All work in this course is to be done individually unless otherwise noted (e.g., the group final project for CS 651).

The penalty for plagiarism (first offense) is an assigned grade of 0 for that particular component and a 10% reduction of the final grade. Note that this penalty applies to both the individual(s) giving as well as the individual(s) receiving the assistance. In addition, a letter detailing the offense will be sent to the Associate Dean of Undergraduate Studies, meaning that subsequent offenses will carry more severe penalties, up to suspension or expulsion.

To avoid inadvertently plagiarizing, you should discuss assignment issues with other students only in a very broad and high-level fashion. Do not take notes during such discussions and do not looking at anyone else's code, on screen or on paper. If you find yourself stuck, contact the TAs or the instructor for help. You are allowed to search the web for information about general issues, but do not try to search for solutions online (or ask for help online on mailing lists or in forums such as StackOverflow, etc.). The assignments are designed so that solutions are not available online, but if you inadvertently stumble onto a solution to any of the assignments, do not look at it. If you do find a solution online, however, please let us know—we will appreciate it and not construe it as plagiarism (unless, of course, you actually do copy the solution).

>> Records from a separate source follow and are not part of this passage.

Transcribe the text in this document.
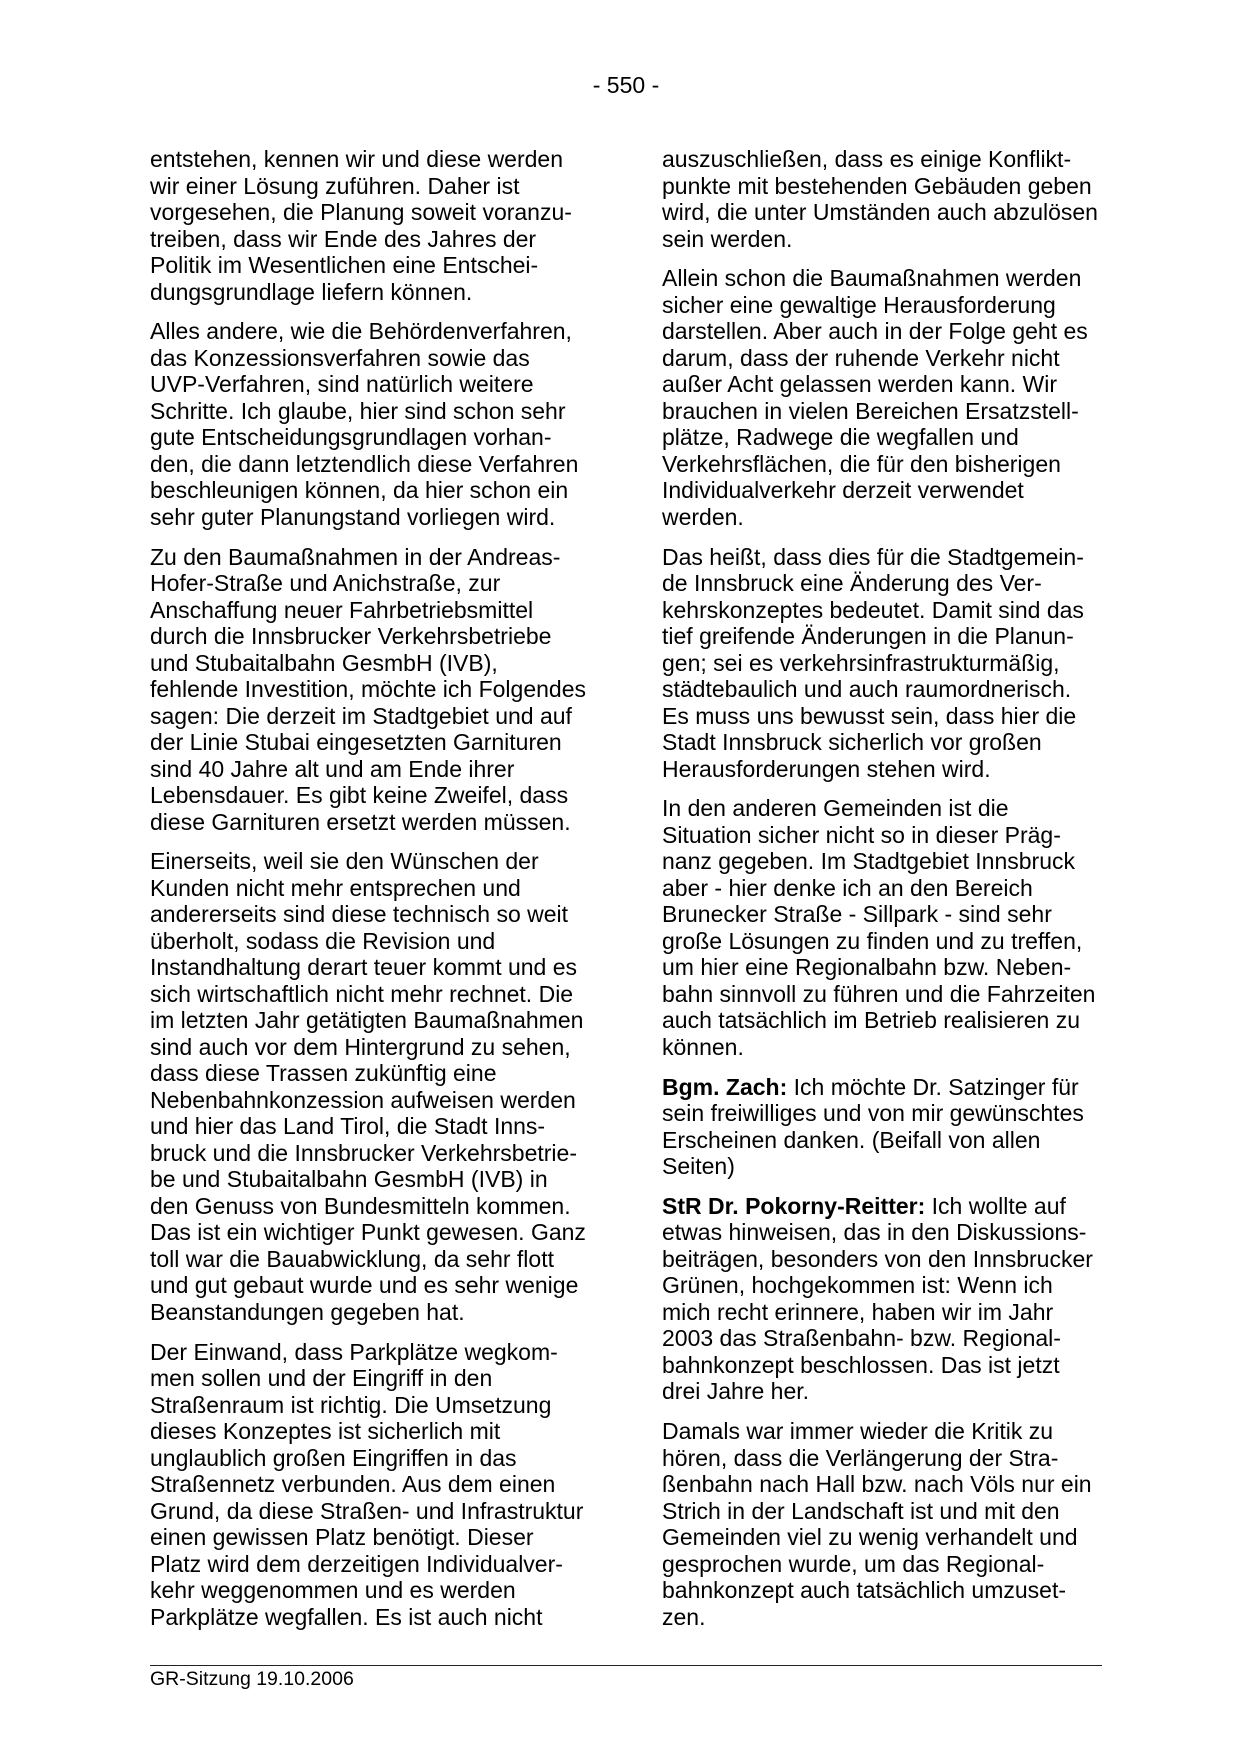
- 550 -

entstehen, kennen wir und diese werden
wir einer Lösung zuführen. Daher ist
vorgesehen, die Planung soweit voranzu-
treiben, dass wir Ende des Jahres der
Politik im Wesentlichen eine Entschei-
dungsgrundlage liefern können.

Alles andere, wie die Behördenverfahren,
das Konzessionsverfahren sowie das
UVP-Verfahren, sind natürlich weitere
Schritte. Ich glaube, hier sind schon sehr
gute Entscheidungsgrundlagen vorhan-
den, die dann letztendlich diese Verfahren
beschleunigen können, da hier schon ein
sehr guter Planungstand vorliegen wird.

Zu den Baumaßnahmen in der Andreas-
Hofer-Straße und Anichstraße, zur
Anschaffung neuer Fahrbetriebsmittel
durch die Innsbrucker Verkehrsbetriebe
und Stubaitalbahn GesmbH (IVB),
fehlende Investition, möchte ich Folgendes
sagen: Die derzeit im Stadtgebiet und auf
der Linie Stubai eingesetzten Garnituren
sind 40 Jahre alt und am Ende ihrer
Lebensdauer. Es gibt keine Zweifel, dass
diese Garnituren ersetzt werden müssen.

Einerseits, weil sie den Wünschen der
Kunden nicht mehr entsprechen und
andererseits sind diese technisch so weit
überholt, sodass die Revision und
Instandhaltung derart teuer kommt und es
sich wirtschaftlich nicht mehr rechnet. Die
im letzten Jahr getätigten Baumaßnahmen
sind auch vor dem Hintergrund zu sehen,
dass diese Trassen zukünftig eine
Nebenbahnkonzession aufweisen werden
und hier das Land Tirol, die Stadt Inns-
bruck und die Innsbrucker Verkehrsbetrie-
be und Stubaitalbahn GesmbH (IVB) in
den Genuss von Bundesmitteln kommen.
Das ist ein wichtiger Punkt gewesen. Ganz
toll war die Bauabwicklung, da sehr flott
und gut gebaut wurde und es sehr wenige
Beanstandungen gegeben hat.

Der Einwand, dass Parkplätze wegkom-
men sollen und der Eingriff in den
Straßenraum ist richtig. Die Umsetzung
dieses Konzeptes ist sicherlich mit
unglaublich großen Eingriffen in das
Straßennetz verbunden. Aus dem einen
Grund, da diese Straßen- und Infrastruktur
einen gewissen Platz benötigt. Dieser
Platz wird dem derzeitigen Individualver-
kehr weggenommen und es werden
Parkplätze wegfallen. Es ist auch nicht

auszuschließen, dass es einige Konflikt-
punkte mit bestehenden Gebäuden geben
wird, die unter Umständen auch abzulösen
sein werden.

Allein schon die Baumaßnahmen werden
sicher eine gewaltige Herausforderung
darstellen. Aber auch in der Folge geht es
darum, dass der ruhende Verkehr nicht
außer Acht gelassen werden kann. Wir
brauchen in vielen Bereichen Ersatzstell-
plätze, Radwege die wegfallen und
Verkehrsflächen, die für den bisherigen
Individualverkehr derzeit verwendet
werden.

Das heißt, dass dies für die Stadtgemein-
de Innsbruck eine Änderung des Ver-
kehrskonzeptes bedeutet. Damit sind das
tief greifende Änderungen in die Planun-
gen; sei es verkehrsinfrastrukturmäßig,
städtebaulich und auch raumordnerisch.
Es muss uns bewusst sein, dass hier die
Stadt Innsbruck sicherlich vor großen
Herausforderungen stehen wird.

In den anderen Gemeinden ist die
Situation sicher nicht so in dieser Präg-
nanz gegeben. Im Stadtgebiet Innsbruck
aber - hier denke ich an den Bereich
Brunecker Straße - Sillpark - sind sehr
große Lösungen zu finden und zu treffen,
um hier eine Regionalbahn bzw. Neben-
bahn sinnvoll zu führen und die Fahrzeiten
auch tatsächlich im Betrieb realisieren zu
können.

Bgm. Zach: Ich möchte Dr. Satzinger für
sein freiwilliges und von mir gewünschtes
Erscheinen danken. (Beifall von allen
Seiten)

StR Dr. Pokorny-Reitter: Ich wollte auf
etwas hinweisen, das in den Diskussions-
beiträgen, besonders von den Innsbrucker
Grünen, hochgekommen ist: Wenn ich
mich recht erinnere, haben wir im Jahr
2003 das Straßenbahn- bzw. Regional-
bahnkonzept beschlossen. Das ist jetzt
drei Jahre her.

Damals war immer wieder die Kritik zu
hören, dass die Verlängerung der Stra-
ßenbahn nach Hall bzw. nach Völs nur ein
Strich in der Landschaft ist und mit den
Gemeinden viel zu wenig verhandelt und
gesprochen wurde, um das Regional-
bahnkonzept auch tatsächlich umzuset-
zen.

GR-Sitzung 19.10.2006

Senate Undergraduate Council has asked us to post the following paragraphs:

Academic Integrity: In order to maintain a culture of academic integrity, members of the University of Waterloo community are expected to promote honesty, trust, fairness, respect and responsibility.

Grievance: A student who believes that a decision affecting some aspect of his/her university life has been unfair or unreasonable may have grounds for initiating a grievance. Read Policy 70 - Student Petitions and Grievances, Section 4.

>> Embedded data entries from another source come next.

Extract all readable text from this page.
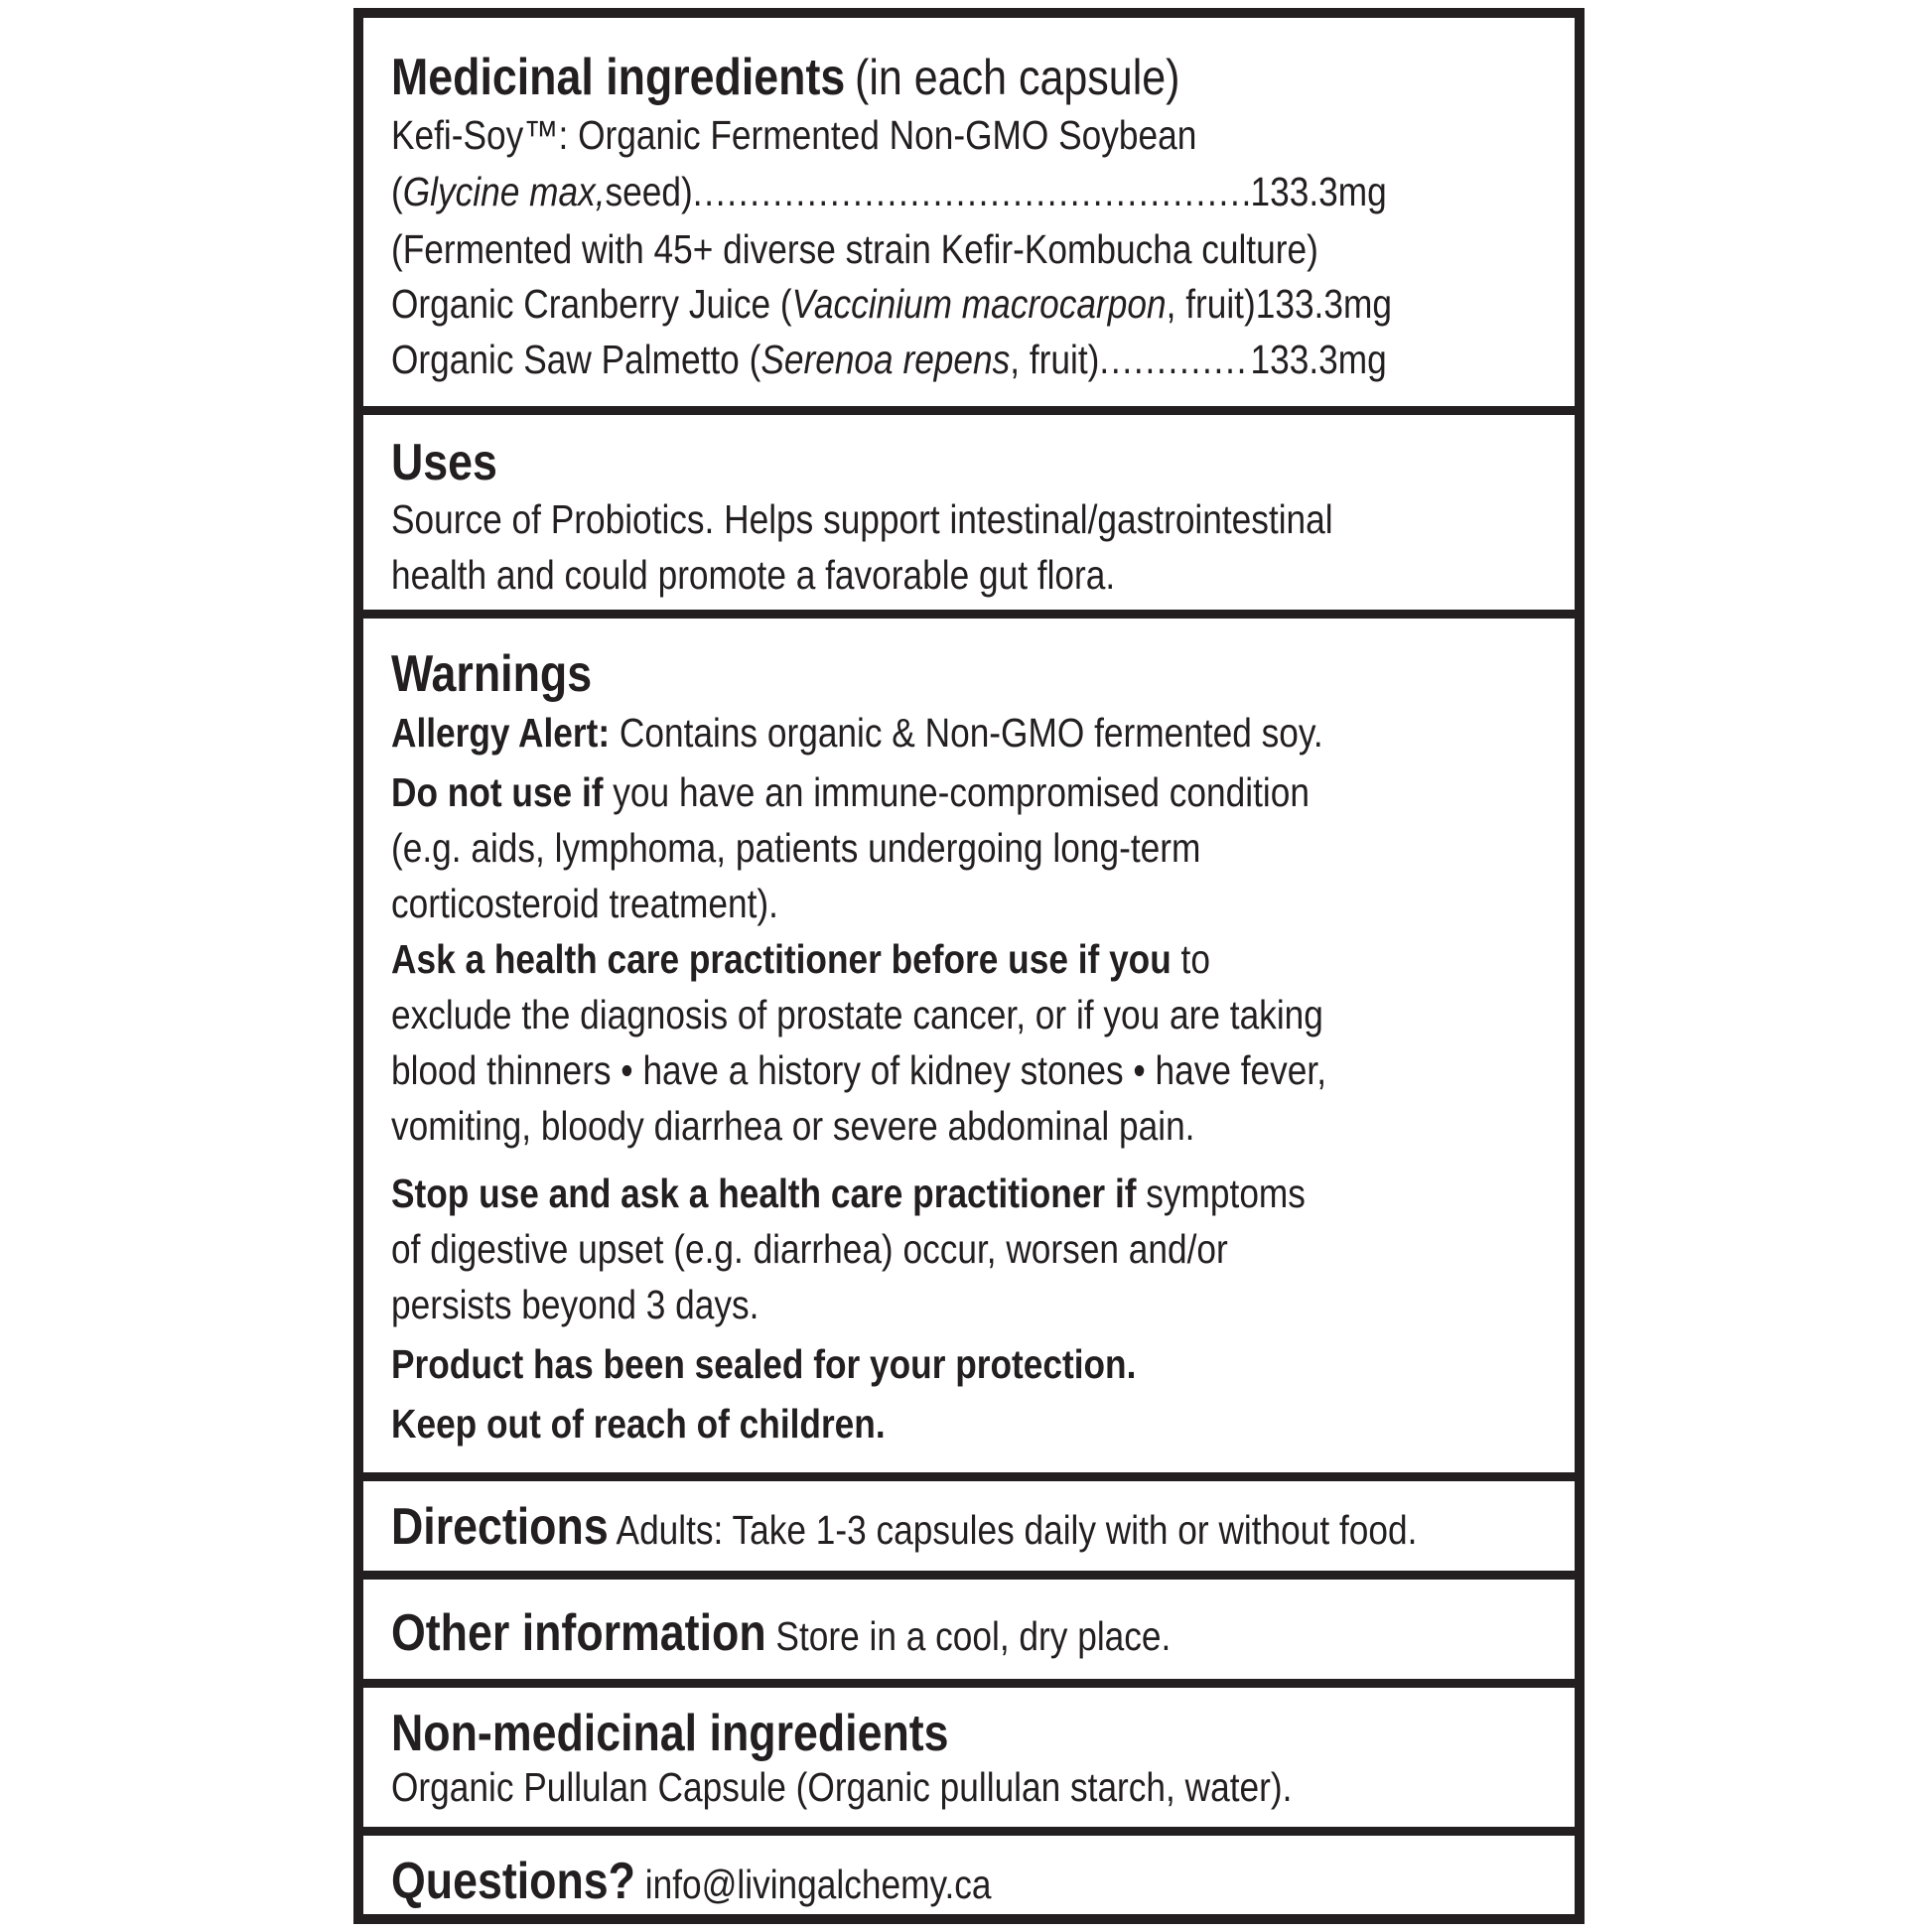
Medicinal ingredients (in each capsule)
Kefi-Soy™: Organic Fermented Non-GMO Soybean
( Glycine max, seed) .....	133.3mg
(Fermented with 45+ diverse strain Kefir-Kombucha culture)
Organic Cranberry Juice ( Vaccinium macrocarpon , fruit) 133.3mg
Organic Saw Palmetto ( Serenoa repens , fruit) .....	133.3mg
Uses
Source of Probiotics. Helps support intestinal/gastrointestinal
health and could promote a favorable gut flora.
Warnings
Allergy Alert: Contains organic & Non-GMO fermented soy.
Do not use if you have an immune-compromised condition
(e.g. aids, lymphoma, patients undergoing long-term
corticosteroid treatment).
Ask a health care practitioner before use if you to
exclude the diagnosis of prostate cancer, or if you are taking
blood thinners • have a history of kidney stones • have fever,
vomiting, bloody diarrhea or severe abdominal pain.
Stop use and ask a health care practitioner if symptoms
of digestive upset (e.g. diarrhea) occur, worsen and/or
persists beyond 3 days.
Product has been sealed for your protection.
Keep out of reach of children.
Directions Adults: Take 1-3 capsules daily with or without food.
Other information Store in a cool, dry place.
Non-medicinal ingredients
Organic Pullulan Capsule (Organic pullulan starch, water).
Questions? info@livingalchemy.ca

Discipline: A student is expected to know what constitutes academic integrity, to avoid committing academic offenses, and to take responsibility for his/her actions. A student who is unsure whether an action constitutes an offense, or who needs help in learning how to avoid offenses (e.g., plagiarism, cheating) or about "rules" for group work/collaboration should seek guidance from the course professor, academic advisor, or the Undergraduate Associate Dean. When misconduct has been found to have occurred, disciplinary penalties will be imposed under Policy 71 - Student Discipline. For information on categories of offenses and types of penalties, students should refer to that policy.

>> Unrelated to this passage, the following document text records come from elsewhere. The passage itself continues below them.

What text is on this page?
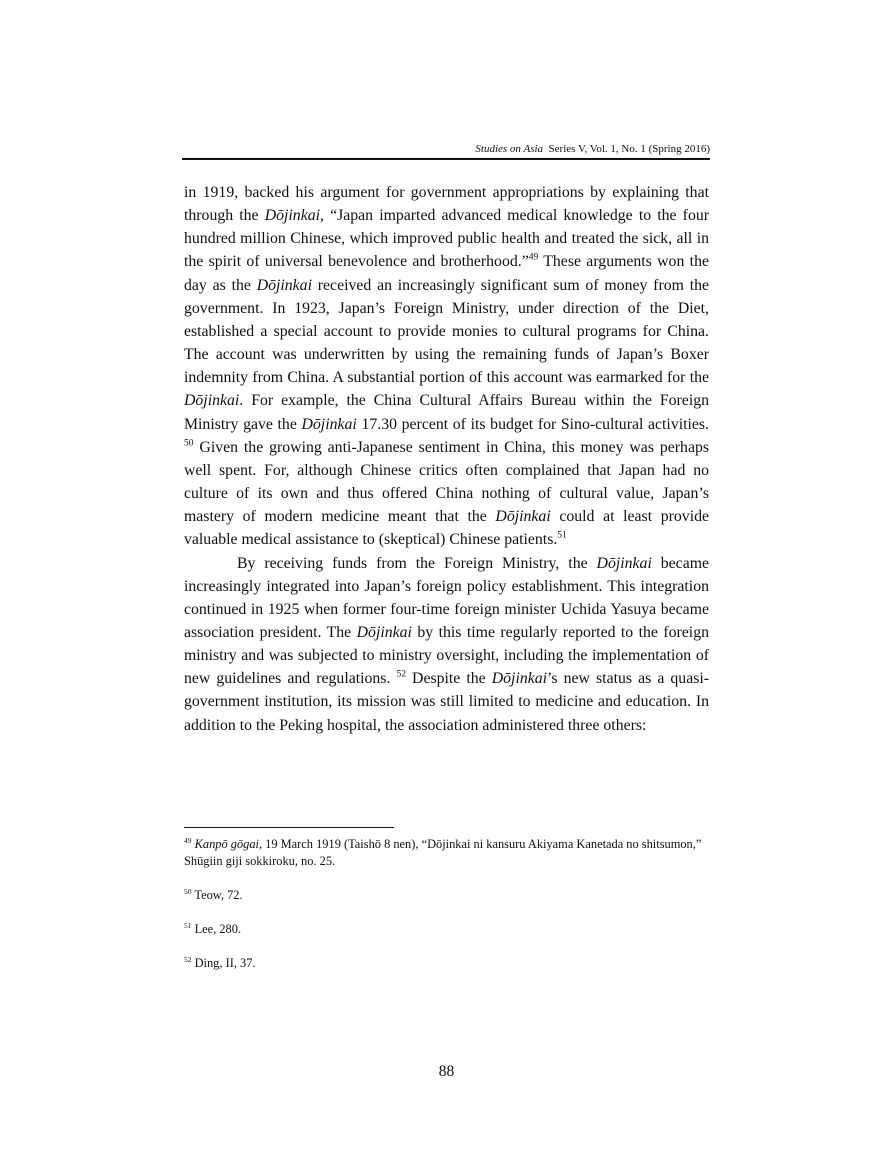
Studies on Asia Series V, Vol. 1, No. 1 (Spring 2016)

in 1919, backed his argument for government appropriations by explaining that through the Dōjinkai, “Japan imparted advanced medical knowledge to the four hundred million Chinese, which improved public health and treated the sick, all in the spirit of universal benevolence and brotherhood.”$^{49}$ These arguments won the day as the Dōjinkai received an increasingly significant sum of money from the government. In 1923, Japan’s Foreign Ministry, under direction of the Diet, established a special account to provide monies to cultural programs for China. The account was underwritten by using the remaining funds of Japan’s Boxer indemnity from China. A substantial portion of this account was earmarked for the Dōjinkai. For example, the China Cultural Affairs Bureau within the Foreign Ministry gave the Dōjinkai 17.30 percent of its budget for Sino-cultural activities. $^{50}$ Given the growing anti-Japanese sentiment in China, this money was perhaps well spent. For, although Chinese critics often complained that Japan had no culture of its own and thus offered China nothing of cultural value, Japan’s mastery of modern medicine meant that the Dōjinkai could at least provide valuable medical assistance to (skeptical) Chinese patients.$^{51}$

By receiving funds from the Foreign Ministry, the Dōjinkai became increasingly integrated into Japan’s foreign policy establishment. This integration continued in 1925 when former four-time foreign minister Uchida Yasuya became association president. The Dōjinkai by this time regularly reported to the foreign ministry and was subjected to ministry oversight, including the implementation of new guidelines and regulations. $^{52}$ Despite the Dōjinkai’s new status as a quasi-government institution, its mission was still limited to medicine and education. In addition to the Peking hospital, the association administered three others:

$^{49}$ Kanpō gōgai, 19 March 1919 (Taishō 8 nen), “Dōjinkai ni kansuru Akiyama Kanetada no shitsumon,” Shūgiin giji sokkiroku, no. 25.

$^{50}$ Teow, 72.

$^{51}$ Lee, 280.

$^{52}$ Ding, II, 37.

88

Avoiding Academic Offenses: Most students are unaware of the line between acceptable and unacceptable academic behaviour, especially when discussing assignments with classmates and using the work of other students. For information on commonly misunderstood academic offenses and how to avoid them, students should refer to the Faculty of Mathematics Cheating and Student Academic Discipline Policy.

Appeals: A student may appeal the finding and/or penalty in a decision made under Policy 70 - Student Petitions and Grievances (other than regarding a petition) or Policy 71 - Student Discipline if a ground for an appeal can be established. Read Policy 72 - Student Appeals.


Illness policy: From time to time students become ill or have ongoing medical conditions that prevent them from meeting academic obligations. For these cases, please consult the university policy.

Accommodations for Religious Holidays and Other Special Circumstances. Students wishing to discuss accommodations for religious holidays on dates that assignments are due, or other circumstances not addressed in this course information page, should discuss those circumstances with me before the third class session in order to permit adequate time for planning. Only accommodations for unforeseeable circumstances will be considered after that date.

Note for students with disabilities: AccessAbility Services, located in Needles Hall, collaborates with all academic departments to arrange appropriate accommodations for students with disabilities without compromising the academic integrity of the curriculum. If you require academic accommodations to lessen the impact of your disability, please register with them at the beginning of each academic term.